With the trestle as its crowning feature, Eastrail will eventually offer 42 miles of uninterrupted trail from Renton to Snohomish County with a spur to Redmond. (King County Image)

Amazon contributed $7.5 million to complete the Wilburton and Wilburton Trestle trail segments in Bellevue, Wash., the city just east of Seattle where it eventually plans to employ 25,000 people.

The project will connect The 85th Street overcrossing and existing east side bicycle trail system, and restore and transform the 102-foot tall, 975-foot long Wilburton wooden railway trestle built in 1904.

“Amazon’s contribution puts us over the top, providing the remaining funds we need to restore and transform the iconic Wilburton Trestle into an elevated trail connected to high-capacity transit,” said King County Executive Dow Constantine.

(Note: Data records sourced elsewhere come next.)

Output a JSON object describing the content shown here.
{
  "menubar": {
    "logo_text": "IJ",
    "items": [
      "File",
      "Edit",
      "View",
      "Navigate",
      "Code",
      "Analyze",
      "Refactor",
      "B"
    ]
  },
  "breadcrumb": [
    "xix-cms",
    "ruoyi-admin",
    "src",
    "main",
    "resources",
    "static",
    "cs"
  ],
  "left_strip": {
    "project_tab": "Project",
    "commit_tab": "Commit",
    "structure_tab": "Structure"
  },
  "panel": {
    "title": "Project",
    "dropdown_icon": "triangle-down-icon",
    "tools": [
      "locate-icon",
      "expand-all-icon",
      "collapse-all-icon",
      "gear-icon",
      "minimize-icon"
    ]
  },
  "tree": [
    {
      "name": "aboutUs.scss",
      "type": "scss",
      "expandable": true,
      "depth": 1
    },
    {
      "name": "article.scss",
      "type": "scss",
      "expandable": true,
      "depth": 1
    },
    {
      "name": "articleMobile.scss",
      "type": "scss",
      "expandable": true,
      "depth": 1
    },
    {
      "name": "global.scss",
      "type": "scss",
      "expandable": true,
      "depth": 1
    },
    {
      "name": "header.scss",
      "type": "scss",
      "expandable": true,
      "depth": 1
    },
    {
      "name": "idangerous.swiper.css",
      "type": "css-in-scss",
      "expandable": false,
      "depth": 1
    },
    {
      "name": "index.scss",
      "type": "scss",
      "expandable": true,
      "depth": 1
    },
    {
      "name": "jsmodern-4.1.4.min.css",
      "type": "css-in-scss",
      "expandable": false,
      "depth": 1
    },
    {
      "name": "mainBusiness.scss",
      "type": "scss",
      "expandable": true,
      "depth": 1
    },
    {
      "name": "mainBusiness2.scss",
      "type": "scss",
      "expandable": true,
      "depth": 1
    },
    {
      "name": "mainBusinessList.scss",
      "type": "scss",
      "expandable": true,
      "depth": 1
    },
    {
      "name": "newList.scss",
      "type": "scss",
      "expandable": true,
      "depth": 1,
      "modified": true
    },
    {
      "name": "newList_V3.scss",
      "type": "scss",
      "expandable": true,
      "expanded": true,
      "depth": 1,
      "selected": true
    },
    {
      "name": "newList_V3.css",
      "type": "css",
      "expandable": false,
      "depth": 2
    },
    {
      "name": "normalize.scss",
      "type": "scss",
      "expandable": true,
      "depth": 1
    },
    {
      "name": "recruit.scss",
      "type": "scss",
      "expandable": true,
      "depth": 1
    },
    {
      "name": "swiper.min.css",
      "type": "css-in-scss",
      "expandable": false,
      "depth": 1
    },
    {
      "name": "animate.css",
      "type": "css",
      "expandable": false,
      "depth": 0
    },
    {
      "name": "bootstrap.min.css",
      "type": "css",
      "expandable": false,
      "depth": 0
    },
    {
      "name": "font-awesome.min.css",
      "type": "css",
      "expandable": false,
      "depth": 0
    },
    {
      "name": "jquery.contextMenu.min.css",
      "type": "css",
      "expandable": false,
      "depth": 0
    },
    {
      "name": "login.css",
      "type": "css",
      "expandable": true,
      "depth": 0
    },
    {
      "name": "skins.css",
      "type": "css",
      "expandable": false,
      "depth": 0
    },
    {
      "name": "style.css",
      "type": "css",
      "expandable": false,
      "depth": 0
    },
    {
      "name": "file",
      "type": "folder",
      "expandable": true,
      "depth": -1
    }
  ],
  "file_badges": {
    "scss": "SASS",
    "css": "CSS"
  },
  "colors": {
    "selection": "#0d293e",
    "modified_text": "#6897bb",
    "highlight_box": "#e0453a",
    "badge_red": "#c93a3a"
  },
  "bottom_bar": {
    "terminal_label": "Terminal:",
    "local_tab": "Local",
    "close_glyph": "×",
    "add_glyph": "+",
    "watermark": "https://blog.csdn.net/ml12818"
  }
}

“The successful partnership to add the century-old trestle to our growing regional trail network shows that we are most effective when we mobilize the efforts of public and private sectors to achieve shared goals.”

I-405 Eastrail crossing
The transformed century-old, 1,000-foot-long Wilburton Trestle will offer skyline views of Bellevue, connections to other regional trails and high-capacity transit. (King County Image)

Upon completion, the project known as the Eastrail will run 42 miles and connect a series of existing bike paths and, eventually, the four light rail stations being completed along the east side. It is part of the federal rail-to-trails program that led to the completion of the Burke-Gilman trail, for example.

The Wilburton and Wilburton Trestle segments will be completed in 2024, according to King County estimates. One potential hangup is the conversion of the existing, 117-year-old rail trellis, which is considered both a delicate and expensive engineering project.

In a statement, King County officials said upon completion the trestle will “offer skyline views of Bellevue.”

And that skyline is undergoing a renovation of its own thanks to Amazon, which effectively has made Bellevue its HQ2.

With more than 75,000 employees now in the region it calls home, Amazon has exhibited a strong desire to stretch further beyond the limits of Seattle, driven in part by disputes with the Seattle City Council over its impact on the community, and efforts by the city to impose new taxes on big businesses. In 2019, after a prior tax battle, the company announced plans to move its worldwide operations to Bellevue.

Last year, Amazon nabbed two million square feet of office space in downtown Bellevue with leases at new properties being developed by Vulcan: 555 Tower and West Main.

Amazon is also building two towers at 600 Bellevue, and announced in early March that it leased a 600,000-square-foot office building called The Artise,

Over the course of the next few years, the company is expected add a total of 25,000 employees in the city — the same amount it expects to hire in Northern Virginia, what the company originally called its HQ2.

This expansion would be in addition to the thousands of employees it already has in Bellevue — the city where Jeff Bezos originally started Amazon in a residential garage 26 years ago.

“Amazon is excited to help complete these two key segments on the Eastrail and bring this once-in-a-lifetime opportunity to reality,” said Patrick Miller, Amazon’s director of Global Real Estate and Facilities for the Puget Sound region.

“It is an honor to be part of this public-private partnership and we appreciate our collaboration with King County and all of the public agencies involved.”